Da konnte es nicht mehr lange dauern, bis hier auch das erste Hotel hochgezogen wurde. Im Juli 1995 errichtete die Hotelgesellschaft Stöcker, Natusch und Wübben einen Steinwurf vom „Schaufenster“ entfernt das Drei-Sterne-Haus „Comfort Hotel“, eine von weltweit über 4000 Filialen der amerikanischen Hotelkette „Choice Hotels“. Anders als für Dorothee Starke und das Ehepaar Fiedler waren für dessen Geschäftsführer Walter Stöcker weder Idealismus noch Lokalpatriotismus für die Entscheidung ausschlaggebend, sich hier im Hafenquartier niederzulassen. „Aus Bremerhaven würde ich lieber heute als morgen fortgehen“, erklärt der Hotelier nüchtern, „die Stadt ist einfach trostlos. Es gibt nichts Schickes zu kaufen, es gibt keinerlei Atmosphäre. Aber die geschäftlichen Prognosen waren gut, und so bin ich eingestiegen.“ Seine Berechnungen waren richtig: Die Lage des Hotels direkt am Wasser und in unmittelbarer Nähe von Restaurants, Theater und Geschäften ist es, was die Touristen aus dem Binnenland suchen und wofür sie Geld auszugeben bereit sind.

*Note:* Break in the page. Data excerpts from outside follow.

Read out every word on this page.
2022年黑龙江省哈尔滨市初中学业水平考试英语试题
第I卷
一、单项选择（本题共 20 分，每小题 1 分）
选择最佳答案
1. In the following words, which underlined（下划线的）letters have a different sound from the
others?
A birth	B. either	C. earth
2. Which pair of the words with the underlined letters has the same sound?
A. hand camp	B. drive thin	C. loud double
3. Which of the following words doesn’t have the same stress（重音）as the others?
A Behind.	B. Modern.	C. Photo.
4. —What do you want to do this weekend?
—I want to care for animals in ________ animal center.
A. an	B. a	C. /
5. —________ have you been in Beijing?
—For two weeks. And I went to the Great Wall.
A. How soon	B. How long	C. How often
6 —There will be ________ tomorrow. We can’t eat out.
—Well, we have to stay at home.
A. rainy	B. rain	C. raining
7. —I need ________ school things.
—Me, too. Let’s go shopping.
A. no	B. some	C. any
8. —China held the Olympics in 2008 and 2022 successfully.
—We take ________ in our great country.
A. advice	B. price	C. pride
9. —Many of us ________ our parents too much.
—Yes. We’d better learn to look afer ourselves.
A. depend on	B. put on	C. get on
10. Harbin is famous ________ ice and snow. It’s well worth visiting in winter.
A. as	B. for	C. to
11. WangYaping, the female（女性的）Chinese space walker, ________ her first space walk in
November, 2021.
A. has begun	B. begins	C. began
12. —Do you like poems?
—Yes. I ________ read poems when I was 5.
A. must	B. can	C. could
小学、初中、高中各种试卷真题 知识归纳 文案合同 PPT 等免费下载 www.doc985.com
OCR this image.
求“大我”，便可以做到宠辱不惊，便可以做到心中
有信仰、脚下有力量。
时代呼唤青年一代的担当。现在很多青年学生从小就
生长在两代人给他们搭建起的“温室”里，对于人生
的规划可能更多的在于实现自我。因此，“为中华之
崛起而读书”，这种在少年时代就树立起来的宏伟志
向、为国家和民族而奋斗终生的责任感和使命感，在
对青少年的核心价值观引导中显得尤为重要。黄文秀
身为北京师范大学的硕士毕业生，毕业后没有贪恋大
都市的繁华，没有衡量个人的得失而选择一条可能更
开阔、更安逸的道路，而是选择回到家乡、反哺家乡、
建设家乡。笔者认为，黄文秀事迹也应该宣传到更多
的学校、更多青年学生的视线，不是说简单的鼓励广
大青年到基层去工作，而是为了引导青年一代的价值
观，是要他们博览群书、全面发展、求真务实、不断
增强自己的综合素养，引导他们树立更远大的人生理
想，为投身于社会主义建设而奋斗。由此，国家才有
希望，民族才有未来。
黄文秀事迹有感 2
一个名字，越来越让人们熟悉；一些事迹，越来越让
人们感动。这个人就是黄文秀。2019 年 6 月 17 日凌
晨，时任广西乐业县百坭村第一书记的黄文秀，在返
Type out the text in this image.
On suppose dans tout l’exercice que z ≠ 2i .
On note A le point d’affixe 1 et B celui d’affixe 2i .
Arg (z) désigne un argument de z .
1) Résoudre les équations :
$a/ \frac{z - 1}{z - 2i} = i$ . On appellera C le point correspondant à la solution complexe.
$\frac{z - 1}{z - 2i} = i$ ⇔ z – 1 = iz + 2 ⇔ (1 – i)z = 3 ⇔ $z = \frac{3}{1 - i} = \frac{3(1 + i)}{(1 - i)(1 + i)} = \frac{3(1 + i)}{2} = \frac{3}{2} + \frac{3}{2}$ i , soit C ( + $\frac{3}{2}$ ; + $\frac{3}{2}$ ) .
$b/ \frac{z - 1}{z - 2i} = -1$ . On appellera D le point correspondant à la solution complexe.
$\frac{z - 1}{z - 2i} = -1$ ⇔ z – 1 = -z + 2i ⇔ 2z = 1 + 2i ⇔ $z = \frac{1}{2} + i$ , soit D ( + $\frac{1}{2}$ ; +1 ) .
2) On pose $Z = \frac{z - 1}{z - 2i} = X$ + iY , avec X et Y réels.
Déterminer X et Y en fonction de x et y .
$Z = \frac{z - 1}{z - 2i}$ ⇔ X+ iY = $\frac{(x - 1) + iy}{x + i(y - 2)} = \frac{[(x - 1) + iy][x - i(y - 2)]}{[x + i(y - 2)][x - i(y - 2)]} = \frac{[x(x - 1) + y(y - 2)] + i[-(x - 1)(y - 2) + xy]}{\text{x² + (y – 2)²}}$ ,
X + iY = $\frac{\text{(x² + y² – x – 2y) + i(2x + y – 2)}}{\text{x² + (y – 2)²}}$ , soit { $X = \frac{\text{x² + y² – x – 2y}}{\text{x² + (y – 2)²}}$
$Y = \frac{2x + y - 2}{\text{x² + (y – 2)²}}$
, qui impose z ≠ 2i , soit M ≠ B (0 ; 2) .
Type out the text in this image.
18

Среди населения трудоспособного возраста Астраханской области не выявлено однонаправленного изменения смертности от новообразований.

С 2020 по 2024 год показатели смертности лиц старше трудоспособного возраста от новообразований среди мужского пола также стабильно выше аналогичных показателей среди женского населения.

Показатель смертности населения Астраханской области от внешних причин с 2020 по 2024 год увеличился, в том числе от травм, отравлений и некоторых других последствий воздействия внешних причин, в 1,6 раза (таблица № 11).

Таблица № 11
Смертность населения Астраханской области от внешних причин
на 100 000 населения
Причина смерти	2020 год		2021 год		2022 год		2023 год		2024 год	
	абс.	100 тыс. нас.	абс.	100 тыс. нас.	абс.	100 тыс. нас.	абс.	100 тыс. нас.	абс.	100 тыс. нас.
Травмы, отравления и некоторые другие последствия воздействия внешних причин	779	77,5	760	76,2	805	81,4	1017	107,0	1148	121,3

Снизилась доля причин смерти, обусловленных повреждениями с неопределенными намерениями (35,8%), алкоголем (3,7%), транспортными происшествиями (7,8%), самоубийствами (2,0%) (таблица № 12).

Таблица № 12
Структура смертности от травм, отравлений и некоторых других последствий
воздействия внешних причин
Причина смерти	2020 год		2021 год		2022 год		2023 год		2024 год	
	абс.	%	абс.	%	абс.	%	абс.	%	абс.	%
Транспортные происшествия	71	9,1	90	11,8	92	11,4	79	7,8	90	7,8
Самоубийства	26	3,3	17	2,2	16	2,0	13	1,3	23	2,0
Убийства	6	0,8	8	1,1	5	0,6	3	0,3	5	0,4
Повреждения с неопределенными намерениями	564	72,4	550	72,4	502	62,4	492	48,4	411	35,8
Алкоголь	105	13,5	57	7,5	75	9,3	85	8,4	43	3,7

Doch obwohl es in Bremerhaven schon beinahe zum guten Ton gehört, von den Entwicklungen im Fischereihafen begeistert zu sein, gibt es doch manche, die auf das Thema eher empfindlich reagieren: Der Inhaber der Gastwirtschaft „Hansetreff“ an der Bürgermeister-Smidt-Straße befürchtet auf meine Fragen hin, man wolle ihn überreden, sein Geschäft ins Hafenviertel zu verlegen: „Ich weiß gar nicht, was dieses Gerede immer soll! Es läuft doch alles wunderbar hier!“ wiederholt er aufgeregt so oft es geht. – „Bei uns ist es doch viel gemütlicher als im Fischereihafen mit den vielen Reisegruppen“, gibt sich auch ein anderer Gastronom an der Straße zunächst betont selbstbewusst. Und kommt etwas später dann doch auf seine Befürchtungen zu sprechen: „Natürlich ist durch das 'Schaufenster' eine gewisse Konkurrenzsituation für uns entstanden. Das Publikum verteilt sich jetzt eben stärker. Manchmal fragt man sich ja schon, ob die Innenstadt nicht allmählich ausblutet ...“

Herbert Franke, Chef der seit einem halben Jahrhundert im Hafen ansässigen Fischräucherei Franke, bedauert vor allem die Veränderung der alten Hafenstruktur. Denn ein Fischereihafen sei nun einmal ein Fischereihafen und kein Touristenzentrum: „Wenn ich in der Politik gewesen wäre, hätte ich dafür gesorgt, dass wir einige Fischdampfer behalten und in dieser Hinsicht nicht so völlig vom Ausland abhängig werden. Ich denke immer noch, dass wir lieber Fisch verarbeiten sollten, anstatt die ganzen Touristen hier hereinzuholen. Aber jetzt ist es zu spät. Das ist eben einfach unsere heutige Zeit...“

Ähnliche Hoffnungen und Befürchtungen, wie sie noch vor wenigen Jahren mit dem Projekt „Schaufenster Fischereihafen“ verbunden waren, hegt man heute in Bezug auf den seit Jahren geplanten und viel diskutierten Themenpark „Ocean Park“. Die Köllmann-Gruppe, ein Zusammenschluss Wiesbadener Bauunternehmer, will mit diesem Park in Bremerhavens Innenstadt eine weltweite Touristenattraktion in Form einer „maritimen Erlebniswelt“ entstehen lassen, wie sie in dieser Form und vor allem diesen Ausmaßen bislang in ganz Deutschland noch nicht existiert. Noch heute ist die Realisierung des Parks unsicher, nicht zuletzt, weil noch immer nicht absehbar ist, ob die Investoren die Finanzierung dieses Projekts finanziert bekommen.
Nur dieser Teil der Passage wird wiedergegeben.